Las campanas doblan por mí
- Sergio Vázquez
- 7 abr 2016
- 4 Min. de lectura
"La gente no sabe imaginar el futuro y tiende a repetir el pasado cuando lo intenta", Eduard Punset
Quizá hubiera merecido la pena saltarse la numeración y haber añadido un '6' más a la Ruta 66. Es una carretera diabólico, mucho más que cualquiera que esté concurrida de coches, un lunes, a las ocho de la mañana, lloviendo y con toda la semana por delante. Precisamente por eso, porque es la antítesis a nuestra rutina, es tan escalofriante. No es que sea kilométrica, es que es sempiterna. Hectáreas y hectáreas de cemento en línea recta, siempre soleado, custodiado por las ondas abrasivas del calor. Con suerte, aparece un área de servicio, o lo que es lo mismo, un típico bar de carretera, típicamente desierto, típicamente dirigido por un camarero bigotudo, con botas de cowboy y que está limpiando un vaso con el delantal que cuela de su pantalón. Entras y pronuncia, típicamente, mientras masca típicamente tabaco de mascar: "Está cerrado". Típicamente. Todo típico, común y usual en la Ruta 66, más que nada porque no he estado y tengo que apoyarme en los lugares comunes que mi mente asocia, gracias a películas, documentales u opiniones infundadas por amigos y cuñados.

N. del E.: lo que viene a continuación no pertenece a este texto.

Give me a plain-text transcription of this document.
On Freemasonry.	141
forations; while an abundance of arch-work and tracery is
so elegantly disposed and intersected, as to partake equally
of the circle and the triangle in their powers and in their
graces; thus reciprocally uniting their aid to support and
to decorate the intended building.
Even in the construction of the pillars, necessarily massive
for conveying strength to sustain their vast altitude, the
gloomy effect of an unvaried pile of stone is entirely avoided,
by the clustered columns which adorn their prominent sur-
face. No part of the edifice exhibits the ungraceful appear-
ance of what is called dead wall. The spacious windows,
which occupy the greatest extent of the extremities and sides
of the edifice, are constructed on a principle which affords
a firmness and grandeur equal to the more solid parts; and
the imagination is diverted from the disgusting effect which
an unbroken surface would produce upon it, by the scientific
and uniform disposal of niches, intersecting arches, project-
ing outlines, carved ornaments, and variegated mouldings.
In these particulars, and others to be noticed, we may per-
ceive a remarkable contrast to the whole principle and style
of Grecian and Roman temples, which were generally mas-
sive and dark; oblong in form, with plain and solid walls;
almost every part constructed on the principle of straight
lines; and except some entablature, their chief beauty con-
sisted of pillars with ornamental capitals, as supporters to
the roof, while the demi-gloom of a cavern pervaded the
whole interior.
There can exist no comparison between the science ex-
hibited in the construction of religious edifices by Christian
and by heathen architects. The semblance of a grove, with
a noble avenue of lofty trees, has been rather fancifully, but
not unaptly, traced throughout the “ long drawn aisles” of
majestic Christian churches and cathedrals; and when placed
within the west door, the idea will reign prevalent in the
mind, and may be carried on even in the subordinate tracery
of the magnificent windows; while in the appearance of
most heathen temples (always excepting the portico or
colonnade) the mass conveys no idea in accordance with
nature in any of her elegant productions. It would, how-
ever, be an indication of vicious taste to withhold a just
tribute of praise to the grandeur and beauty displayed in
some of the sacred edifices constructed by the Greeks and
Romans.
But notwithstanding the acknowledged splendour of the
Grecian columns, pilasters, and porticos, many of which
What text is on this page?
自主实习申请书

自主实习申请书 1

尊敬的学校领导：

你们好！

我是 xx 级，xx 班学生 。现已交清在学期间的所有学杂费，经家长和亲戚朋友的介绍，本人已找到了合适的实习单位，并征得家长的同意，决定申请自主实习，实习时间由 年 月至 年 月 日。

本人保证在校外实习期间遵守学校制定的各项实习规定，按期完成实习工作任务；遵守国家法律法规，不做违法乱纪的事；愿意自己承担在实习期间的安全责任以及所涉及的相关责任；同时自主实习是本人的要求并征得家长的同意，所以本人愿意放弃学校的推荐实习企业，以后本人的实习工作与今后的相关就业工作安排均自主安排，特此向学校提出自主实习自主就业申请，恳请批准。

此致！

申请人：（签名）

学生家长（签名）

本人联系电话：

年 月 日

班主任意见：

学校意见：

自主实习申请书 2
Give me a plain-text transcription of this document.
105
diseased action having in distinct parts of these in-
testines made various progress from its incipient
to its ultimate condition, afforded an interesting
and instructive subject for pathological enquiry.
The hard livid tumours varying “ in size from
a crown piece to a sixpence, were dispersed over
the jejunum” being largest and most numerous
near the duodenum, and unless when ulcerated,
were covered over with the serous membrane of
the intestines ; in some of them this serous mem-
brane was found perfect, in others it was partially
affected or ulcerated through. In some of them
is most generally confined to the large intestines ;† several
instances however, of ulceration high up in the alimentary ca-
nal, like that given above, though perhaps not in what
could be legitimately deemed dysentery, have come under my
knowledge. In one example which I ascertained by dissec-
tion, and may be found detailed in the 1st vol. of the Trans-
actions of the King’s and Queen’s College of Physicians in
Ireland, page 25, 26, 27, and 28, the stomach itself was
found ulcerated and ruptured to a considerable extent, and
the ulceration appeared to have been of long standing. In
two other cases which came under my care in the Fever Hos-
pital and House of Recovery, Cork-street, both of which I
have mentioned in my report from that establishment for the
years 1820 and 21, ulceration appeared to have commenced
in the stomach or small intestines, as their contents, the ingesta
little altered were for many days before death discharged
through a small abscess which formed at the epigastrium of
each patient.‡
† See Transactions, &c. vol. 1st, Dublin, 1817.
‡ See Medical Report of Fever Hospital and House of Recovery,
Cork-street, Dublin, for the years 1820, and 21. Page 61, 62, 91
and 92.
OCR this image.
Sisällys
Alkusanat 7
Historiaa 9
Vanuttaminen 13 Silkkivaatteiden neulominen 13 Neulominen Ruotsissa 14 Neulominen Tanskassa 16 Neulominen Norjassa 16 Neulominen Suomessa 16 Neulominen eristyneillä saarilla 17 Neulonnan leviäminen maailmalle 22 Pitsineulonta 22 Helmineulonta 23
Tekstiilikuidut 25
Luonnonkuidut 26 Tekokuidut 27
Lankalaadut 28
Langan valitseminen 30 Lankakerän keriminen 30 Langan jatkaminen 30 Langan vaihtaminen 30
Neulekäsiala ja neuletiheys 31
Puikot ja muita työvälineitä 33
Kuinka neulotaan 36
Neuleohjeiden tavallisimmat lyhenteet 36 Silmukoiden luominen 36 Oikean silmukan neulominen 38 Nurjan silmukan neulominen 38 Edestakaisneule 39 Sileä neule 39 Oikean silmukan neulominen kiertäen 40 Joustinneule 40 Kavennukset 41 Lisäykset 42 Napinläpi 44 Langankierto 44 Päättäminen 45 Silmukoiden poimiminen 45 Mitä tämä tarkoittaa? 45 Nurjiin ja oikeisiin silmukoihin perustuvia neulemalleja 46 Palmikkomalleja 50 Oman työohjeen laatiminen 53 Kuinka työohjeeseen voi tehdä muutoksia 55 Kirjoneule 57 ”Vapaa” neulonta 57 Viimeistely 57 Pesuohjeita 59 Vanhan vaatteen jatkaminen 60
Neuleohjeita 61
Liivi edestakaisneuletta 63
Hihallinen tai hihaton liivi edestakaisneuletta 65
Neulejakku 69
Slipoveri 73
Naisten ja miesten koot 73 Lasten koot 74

Mucho antes de que se discutiera sobre si la tierra era redonda, incluso antes de que se discerniera entre el bien y el mal, ya había disputas por indagar en quién resultaba vencedor en las porfías entre el libro o la película. Uno, por inofensivo que parezca ofrece al autor infinidad de recursos a utilizar; y lo que es mejor, dependiendo exclusivamente de él. La otra, altiva y visual, ya depende, además de un director, del dinero con el que se cuenta, de los actores que la interpretan y del lugar donde se rueda. De adaptaciones siempre puede haber buenas o malas; fehacientes o no; aprobadas por el autor o no. Blade Runner, por ejemplo, es una más que libre adaptación de la novela Sueñan los androides con ovejas eléctricas. Philip K. Dick, PKD para los amigos y autor de la obra de arte, aprobó en secreto la cinta mediante una carta que le envió a Ridley Scott. "Mi vida y mi trabajo creativo se justifican completamente por Blade Runner. Gracias... va a ser un éxito comercial. Será una película invencible". Y así fue, aunque sus ojos no lo pudieran comprobar, ya que murió tres meses antes del estreno de la película protagonizada por Harrison Ford. No se puede decir lo mismo de Anthony Burgess, autor de La naranja mecánica. El británico no bendijo la adaptación de Kubrick, principalmente porque este se basaba en la edición estadounidense del libro, la cual suprimió el capítulo 21, el que dotaba de sentido total a la obra, pues Alex elegía por fin y por convencimiento propio, actuar de forma moral y correcta.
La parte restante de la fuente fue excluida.